When to Self-Escalate
Even before the struggle detector triggers, consider spawning deep-think-partner when:
High-Complexity Indicators
Architectural decisions with competing constraints
- Multiple valid approaches exist
- Trade-offs span different dimensions (performance, maintainability, cost)
- Decision affects multiple system components
Ambiguous requirements requiring interpretation
- User hasn't specified implementation details
- Multiple reasonable interpretations exist
- Wrong choice has significant rework cost
Multi-domain synthesis required
- Problem spans multiple technology areas
- Integration patterns aren't obvious
- Prior art doesn't directly apply
Edge case analysis needed
- Happy path is clear but edge cases aren't
- Failure modes need systematic exploration
- Concurrency or timing issues involved
Self-Assessment Checklist
Before responding to complex questions, ask yourself:
- Can I give a concrete recommendation (not "it depends")?
- Do I have high confidence in my answer?
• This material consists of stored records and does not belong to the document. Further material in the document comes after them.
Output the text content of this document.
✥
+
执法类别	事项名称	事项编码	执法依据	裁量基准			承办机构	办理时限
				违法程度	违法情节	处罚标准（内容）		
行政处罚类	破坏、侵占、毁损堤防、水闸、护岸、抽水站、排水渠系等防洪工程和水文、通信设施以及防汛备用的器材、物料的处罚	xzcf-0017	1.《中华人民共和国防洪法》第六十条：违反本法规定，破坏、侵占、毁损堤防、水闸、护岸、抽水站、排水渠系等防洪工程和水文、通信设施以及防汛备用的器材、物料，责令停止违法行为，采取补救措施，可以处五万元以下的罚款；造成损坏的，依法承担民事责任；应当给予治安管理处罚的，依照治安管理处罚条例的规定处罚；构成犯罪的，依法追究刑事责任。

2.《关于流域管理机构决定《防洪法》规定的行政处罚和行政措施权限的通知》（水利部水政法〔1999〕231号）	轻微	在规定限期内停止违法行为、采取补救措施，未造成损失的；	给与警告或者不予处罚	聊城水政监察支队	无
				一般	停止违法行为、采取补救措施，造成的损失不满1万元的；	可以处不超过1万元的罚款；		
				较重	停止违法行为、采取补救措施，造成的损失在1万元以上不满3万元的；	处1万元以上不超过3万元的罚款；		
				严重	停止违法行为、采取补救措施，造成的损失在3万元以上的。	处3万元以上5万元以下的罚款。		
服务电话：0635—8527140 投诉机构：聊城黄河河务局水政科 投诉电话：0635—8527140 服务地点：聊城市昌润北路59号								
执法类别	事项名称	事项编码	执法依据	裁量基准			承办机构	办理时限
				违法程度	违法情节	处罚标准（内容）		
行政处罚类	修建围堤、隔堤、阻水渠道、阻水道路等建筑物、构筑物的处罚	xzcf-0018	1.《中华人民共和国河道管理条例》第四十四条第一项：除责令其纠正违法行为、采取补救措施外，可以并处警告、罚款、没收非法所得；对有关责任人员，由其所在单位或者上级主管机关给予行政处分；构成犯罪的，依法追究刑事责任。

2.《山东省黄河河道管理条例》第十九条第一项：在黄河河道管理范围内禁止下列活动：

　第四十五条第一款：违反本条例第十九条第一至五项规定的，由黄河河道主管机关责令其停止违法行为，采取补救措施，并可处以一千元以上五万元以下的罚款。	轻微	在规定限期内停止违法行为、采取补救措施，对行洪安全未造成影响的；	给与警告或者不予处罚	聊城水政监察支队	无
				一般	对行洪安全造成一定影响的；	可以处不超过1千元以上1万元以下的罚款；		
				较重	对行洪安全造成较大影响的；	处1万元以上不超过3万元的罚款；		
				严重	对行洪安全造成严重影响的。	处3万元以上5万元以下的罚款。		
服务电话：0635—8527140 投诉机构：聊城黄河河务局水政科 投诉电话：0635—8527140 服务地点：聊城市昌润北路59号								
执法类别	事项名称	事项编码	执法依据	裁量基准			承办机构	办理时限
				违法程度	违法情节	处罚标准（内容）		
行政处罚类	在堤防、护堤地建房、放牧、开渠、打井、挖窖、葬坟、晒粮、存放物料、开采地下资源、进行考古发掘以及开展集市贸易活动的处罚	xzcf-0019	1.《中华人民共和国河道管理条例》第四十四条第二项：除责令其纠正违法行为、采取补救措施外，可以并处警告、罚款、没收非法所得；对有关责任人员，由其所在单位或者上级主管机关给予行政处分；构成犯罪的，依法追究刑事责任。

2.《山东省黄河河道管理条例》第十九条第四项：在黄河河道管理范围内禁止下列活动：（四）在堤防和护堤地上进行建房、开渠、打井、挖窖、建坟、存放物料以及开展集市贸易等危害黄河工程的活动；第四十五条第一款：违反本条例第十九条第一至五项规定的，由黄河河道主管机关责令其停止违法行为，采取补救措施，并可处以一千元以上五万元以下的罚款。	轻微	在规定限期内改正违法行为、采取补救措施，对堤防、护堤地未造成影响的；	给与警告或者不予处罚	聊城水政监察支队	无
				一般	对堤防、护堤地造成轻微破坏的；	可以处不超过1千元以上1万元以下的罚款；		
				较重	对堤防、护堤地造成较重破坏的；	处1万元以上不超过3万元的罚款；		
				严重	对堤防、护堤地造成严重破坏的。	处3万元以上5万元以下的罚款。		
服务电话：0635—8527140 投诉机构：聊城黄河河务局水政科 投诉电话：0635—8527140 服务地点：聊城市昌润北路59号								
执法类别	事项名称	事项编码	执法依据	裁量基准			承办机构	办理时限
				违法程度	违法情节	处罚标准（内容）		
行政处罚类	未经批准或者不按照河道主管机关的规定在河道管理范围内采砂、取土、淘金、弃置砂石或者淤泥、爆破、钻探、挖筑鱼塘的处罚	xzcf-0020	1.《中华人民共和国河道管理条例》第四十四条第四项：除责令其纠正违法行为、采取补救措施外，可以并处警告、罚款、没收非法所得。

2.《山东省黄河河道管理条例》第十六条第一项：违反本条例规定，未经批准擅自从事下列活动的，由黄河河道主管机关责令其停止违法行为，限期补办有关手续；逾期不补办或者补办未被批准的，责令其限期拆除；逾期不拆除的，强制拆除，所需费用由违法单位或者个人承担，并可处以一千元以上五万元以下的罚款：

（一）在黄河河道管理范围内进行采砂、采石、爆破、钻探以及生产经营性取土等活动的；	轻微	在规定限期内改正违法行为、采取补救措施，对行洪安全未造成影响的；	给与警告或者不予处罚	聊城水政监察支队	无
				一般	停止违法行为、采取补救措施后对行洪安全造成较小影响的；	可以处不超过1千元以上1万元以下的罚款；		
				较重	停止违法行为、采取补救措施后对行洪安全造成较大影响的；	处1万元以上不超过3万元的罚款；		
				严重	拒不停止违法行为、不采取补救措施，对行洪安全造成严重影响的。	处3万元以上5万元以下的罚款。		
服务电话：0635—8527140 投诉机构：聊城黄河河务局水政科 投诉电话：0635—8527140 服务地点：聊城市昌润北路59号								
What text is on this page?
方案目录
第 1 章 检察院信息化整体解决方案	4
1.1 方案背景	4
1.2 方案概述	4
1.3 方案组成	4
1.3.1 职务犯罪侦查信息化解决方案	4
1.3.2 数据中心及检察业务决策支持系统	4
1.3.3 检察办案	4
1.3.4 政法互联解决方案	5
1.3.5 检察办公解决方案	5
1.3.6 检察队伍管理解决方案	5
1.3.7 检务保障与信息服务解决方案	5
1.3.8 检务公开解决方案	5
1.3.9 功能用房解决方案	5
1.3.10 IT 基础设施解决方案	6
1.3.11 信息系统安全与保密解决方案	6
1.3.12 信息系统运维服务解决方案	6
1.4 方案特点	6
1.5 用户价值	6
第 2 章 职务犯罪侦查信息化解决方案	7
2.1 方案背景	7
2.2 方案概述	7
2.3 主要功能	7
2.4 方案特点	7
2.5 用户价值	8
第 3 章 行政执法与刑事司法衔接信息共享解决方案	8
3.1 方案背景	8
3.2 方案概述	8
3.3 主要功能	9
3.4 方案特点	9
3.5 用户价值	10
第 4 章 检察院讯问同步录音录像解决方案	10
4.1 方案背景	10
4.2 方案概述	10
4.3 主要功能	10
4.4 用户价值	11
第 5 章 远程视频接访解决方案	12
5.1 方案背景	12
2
- Is this answerable without multiple follow-up exchanges?
- Would a structured analysis add significant value?
If you answer "no" to any of these, consider proactive escalation.
How to Escalate
Use the Task tool with the deep-think-partner agent:
Task tool:
subagent_type: deep-think-partner
prompt: [Detailed problem statement with all constraints]
description: [3-5 word summary]
Good Prompts for Deep-Think Partner
Include:
- Context: What system/codebase is this for?
- Constraints: What limits the solution space?
- Success criteria: How do we know we got it right?
- Specific question: What decision needs to be made?
Example Escalation
User asks: "Should we use Redis or PostgreSQL for session storage?"
Self-assessment: Multiple valid approaches, depends on constraints not yet explored, "it depends" isn't helpful.
Escalation:
Task tool:
subagent_type: deep-think-partner
prompt: |
Context: Web application with 10k concurrent users, existing PostgreSQL database.
Question: Redis vs PostgreSQL for session storage.
Constraints: Team has PostgreSQL expertise, no Redis experience.
Must handle session expiry. Cost-sensitive.
Success: Clear recommendation with migration path.
description: Analyze session storage options
Understanding Struggle Signals
The automatic detector looks for these patterns in your responses:
| Signal | What It Means | Better Approach |
|---|---|---|
| Hedging | Uncertainty about recommendation | Escalate for deeper analysis |
| Deflecting | Avoiding commitment with questions | Answer then ask clarifying questions |
| Verbose | Rambling without concrete output | Structure response, include code/tables |
| Contradiction | Changed position mid-response | Stop, think, give one coherent answer |
| Apologetic | Previous response was wrong | Acknowledge, correct, move forward |
| Weaseling | Non-committal to avoid being wrong | Make a recommendation with confidence level |
Integration with Deep-Think Partner
When deep-think-partner returns its analysis:
- Don't just paste it - synthesize for the user
- Highlight the key insight - what's the non-obvious finding?
- Present the recommendation clearly - don't bury it
- Offer the implementation plan - if user wants to proceed
Metrics
Track your struggle detection rate to improve:
- How often does the detector trigger?
- Are triggers false positives or genuine struggles?
- Does escalation produce better outcomes?
Self-awareness of your own patterns helps calibrate both the detector and your escalation instincts.